We are given the following conditions for a 4-digit number N: N ≡ 1 (mod 3) => (3 - 1) = 2 N ≡ 3 (mod 5) => (5 - 3) = 2 N ≡ 4 (mod 6) => (6 - 4) = 2 N ≡ 7 (mod 9) => (9 - 7) = 2 Since the difference between the divisor and the remainder is constant (which is 2 in this case), the number N must be of the form (LCM of divisors) × k - 2, where k is an integer. First, find the LCM of the divisors (3, 5, 6, 9): LCM(3, 5, 6, 9) = LCM(3, 5, 2×3, 3^2) To find the LCM, take the highest power of each prime factor present: Prime factors are 2, 3, 5.
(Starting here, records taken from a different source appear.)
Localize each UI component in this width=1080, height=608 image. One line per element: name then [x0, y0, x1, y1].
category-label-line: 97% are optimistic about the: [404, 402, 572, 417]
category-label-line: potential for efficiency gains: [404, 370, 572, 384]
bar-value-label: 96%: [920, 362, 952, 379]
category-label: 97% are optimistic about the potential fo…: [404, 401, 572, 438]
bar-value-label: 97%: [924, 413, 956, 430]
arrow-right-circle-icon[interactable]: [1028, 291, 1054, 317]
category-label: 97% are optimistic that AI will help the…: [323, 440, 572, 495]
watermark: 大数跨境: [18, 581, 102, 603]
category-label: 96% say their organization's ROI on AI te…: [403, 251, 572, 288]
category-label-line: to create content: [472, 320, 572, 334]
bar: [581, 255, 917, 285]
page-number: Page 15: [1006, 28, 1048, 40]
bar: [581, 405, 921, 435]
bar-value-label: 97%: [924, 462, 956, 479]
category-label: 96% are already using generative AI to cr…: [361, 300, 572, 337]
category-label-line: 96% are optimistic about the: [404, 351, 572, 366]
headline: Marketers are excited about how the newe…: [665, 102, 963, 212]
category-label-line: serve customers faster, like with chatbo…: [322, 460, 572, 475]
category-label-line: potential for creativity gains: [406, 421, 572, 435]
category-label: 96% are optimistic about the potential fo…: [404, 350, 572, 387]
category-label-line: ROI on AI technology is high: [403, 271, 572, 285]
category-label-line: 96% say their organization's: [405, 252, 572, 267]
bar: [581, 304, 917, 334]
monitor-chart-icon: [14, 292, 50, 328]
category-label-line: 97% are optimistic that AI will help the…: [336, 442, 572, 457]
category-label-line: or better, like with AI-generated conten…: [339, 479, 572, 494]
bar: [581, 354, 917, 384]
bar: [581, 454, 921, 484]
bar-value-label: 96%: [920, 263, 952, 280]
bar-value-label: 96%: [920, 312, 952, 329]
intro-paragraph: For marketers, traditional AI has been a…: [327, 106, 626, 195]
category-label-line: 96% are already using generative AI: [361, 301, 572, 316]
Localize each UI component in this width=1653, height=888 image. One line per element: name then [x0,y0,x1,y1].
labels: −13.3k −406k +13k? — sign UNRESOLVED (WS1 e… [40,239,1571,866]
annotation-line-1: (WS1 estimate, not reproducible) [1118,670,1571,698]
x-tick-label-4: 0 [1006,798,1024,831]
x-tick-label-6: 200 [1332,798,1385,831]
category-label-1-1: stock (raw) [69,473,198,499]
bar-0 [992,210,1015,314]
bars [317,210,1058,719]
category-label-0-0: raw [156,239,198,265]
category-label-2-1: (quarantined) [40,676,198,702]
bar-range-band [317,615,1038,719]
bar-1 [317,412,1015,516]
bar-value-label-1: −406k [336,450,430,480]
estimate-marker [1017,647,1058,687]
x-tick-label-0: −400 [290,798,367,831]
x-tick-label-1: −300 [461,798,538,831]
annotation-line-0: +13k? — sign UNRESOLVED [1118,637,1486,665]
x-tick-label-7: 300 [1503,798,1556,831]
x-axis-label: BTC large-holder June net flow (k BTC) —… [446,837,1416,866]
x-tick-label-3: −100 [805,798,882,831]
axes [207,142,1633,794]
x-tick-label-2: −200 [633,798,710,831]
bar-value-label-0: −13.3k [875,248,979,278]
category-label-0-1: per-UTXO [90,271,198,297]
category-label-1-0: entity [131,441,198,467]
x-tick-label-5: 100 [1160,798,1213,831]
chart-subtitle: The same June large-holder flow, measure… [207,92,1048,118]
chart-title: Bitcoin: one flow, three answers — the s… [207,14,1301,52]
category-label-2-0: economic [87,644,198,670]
Highest power of 2 is 2^1 (from 6) Highest power of 3 is 3^2 (from 9) Highest power of 5 is 5^1 (from 5) LCM = 2^1 × 3^2 × 5^1 = 2 × 9 × 5 = 90. So, N = 90k - 2. We need the smallest 4-digit number N.

This means N ≥ 1000. 90k - 2 ≥ 1000 90k ≥ 1002 k ≥ 1002 / 90 k ≥ 11.13... The smallest integer value for k that satisfies this condition is 12. Substitute k = 12 into the expression for N: N = 90 × 12 - 2 N = 1080 - 2 N = 1078.

This question tests the application of the Chinese Remainder Theorem concept (specifically, when the difference between divisor and remainder is constant) and LCM, which is a standard topic in UPSC CSAT number system.